Pengingkaran komitmen moderasi tersebut tampak dari kebijakan dan peraturan yang ditetapkan oleh Taliban baru-baru ini. Salah satu yang paling menjadi sorotan adalah kebijakannya untuk menutup kampus bagi mahasiswi dan melarang kaum perempuan untuk melanjutkan pendidikan ke bangku kuliah. Kebijakan ini ditetapkan dengan Peraturan Menteri Pendidikan Tinggi Afghanistan pada bulan Desember 2022 “hingga waktu yang tidak ditentukan”, menurut laporan Al Jazeera (2022).
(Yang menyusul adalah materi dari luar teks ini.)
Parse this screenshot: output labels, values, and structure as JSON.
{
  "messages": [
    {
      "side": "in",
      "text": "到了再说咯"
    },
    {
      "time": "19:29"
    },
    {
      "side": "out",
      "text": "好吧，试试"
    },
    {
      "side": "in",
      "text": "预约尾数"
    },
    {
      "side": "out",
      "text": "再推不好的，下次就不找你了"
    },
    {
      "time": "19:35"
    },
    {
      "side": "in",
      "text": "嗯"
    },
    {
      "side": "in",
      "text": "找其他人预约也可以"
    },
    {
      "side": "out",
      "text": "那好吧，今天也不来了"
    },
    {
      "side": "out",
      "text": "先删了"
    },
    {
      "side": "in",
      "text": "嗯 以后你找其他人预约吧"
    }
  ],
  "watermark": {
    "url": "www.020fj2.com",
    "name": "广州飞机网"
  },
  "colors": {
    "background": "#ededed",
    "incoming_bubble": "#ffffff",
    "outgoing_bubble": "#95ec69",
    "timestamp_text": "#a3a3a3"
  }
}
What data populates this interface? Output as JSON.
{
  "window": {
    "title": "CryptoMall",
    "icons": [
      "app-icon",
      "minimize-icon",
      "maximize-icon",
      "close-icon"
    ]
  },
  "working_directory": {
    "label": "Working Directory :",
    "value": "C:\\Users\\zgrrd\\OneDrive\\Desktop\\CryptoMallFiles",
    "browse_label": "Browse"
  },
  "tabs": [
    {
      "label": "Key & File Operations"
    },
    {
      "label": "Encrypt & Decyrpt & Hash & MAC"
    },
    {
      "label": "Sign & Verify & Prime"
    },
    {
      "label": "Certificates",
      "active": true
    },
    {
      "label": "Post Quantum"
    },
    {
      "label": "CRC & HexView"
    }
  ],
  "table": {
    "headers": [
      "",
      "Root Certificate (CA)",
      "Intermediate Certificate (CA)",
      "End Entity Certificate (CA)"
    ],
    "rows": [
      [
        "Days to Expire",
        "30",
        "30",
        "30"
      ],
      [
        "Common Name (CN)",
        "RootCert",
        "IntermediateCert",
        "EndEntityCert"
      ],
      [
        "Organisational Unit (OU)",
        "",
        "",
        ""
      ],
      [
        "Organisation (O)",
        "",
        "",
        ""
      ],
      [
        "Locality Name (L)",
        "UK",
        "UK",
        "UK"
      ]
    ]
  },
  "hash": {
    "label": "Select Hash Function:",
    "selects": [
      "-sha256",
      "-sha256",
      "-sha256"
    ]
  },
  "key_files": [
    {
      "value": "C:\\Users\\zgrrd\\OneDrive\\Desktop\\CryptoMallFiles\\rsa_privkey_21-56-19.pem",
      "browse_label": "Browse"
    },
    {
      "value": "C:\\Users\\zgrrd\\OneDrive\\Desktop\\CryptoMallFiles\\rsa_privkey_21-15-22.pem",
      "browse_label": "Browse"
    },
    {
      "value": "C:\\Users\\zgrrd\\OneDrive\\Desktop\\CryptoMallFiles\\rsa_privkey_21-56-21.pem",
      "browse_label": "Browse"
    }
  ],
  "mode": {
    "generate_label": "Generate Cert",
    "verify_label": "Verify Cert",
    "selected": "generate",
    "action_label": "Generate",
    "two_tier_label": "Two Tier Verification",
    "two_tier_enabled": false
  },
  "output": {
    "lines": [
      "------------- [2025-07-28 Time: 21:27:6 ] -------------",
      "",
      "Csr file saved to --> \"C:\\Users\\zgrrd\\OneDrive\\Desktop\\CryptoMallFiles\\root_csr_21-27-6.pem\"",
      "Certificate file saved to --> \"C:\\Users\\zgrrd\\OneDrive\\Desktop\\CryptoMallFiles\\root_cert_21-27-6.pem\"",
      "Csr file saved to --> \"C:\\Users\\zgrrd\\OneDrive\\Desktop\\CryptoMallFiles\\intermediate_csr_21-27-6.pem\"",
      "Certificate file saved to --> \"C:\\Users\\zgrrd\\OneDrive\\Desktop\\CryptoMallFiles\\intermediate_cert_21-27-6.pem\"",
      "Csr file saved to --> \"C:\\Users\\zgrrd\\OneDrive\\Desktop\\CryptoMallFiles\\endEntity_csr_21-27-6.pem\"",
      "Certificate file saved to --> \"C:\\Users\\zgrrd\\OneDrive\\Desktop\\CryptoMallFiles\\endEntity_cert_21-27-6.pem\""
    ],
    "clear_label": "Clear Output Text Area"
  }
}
Sebelumnya, Taliban juga berulang kali menutup sekolah-sekolah bagi kaum hawa dan memerintahkan para murid perempuan untuk “kembali ke rumah”. Selain itu, terbit pula peraturan yang melarang perempuan untuk bekerja di lembaga nonpemerintah, menjadi bukti pengingkaran kelompok ini terhadap hak untuk berekonomi dan mencari penghidupan bagi seluruh penduduk Afghanistan.

Belum lagi, pemaksaan Taliban atas aturan berpakaian dan mobilitas bagi perempuan di Afghanistan. Dengan dalih “penegakan Syariat Islam”, kelompok ini memaksa perempuan dewasa untuk menggunakan penutup wajah di luar rumah dan melarang perempuan untuk bepergian lebih dari 70 kilometer tanpa didampingi oleh laki-laki mahramnya. Sementara itu, posisi perempuan di pemerintahan baru bentukan Taliban juga terancam, di mana kelompok tersebut membentuk kabinet tanpa satu pun menteri perempuan. Taliban kemudian mengeluarkan dekrit yang membatasi posisi perempuan di pemerintahan negara tersebut.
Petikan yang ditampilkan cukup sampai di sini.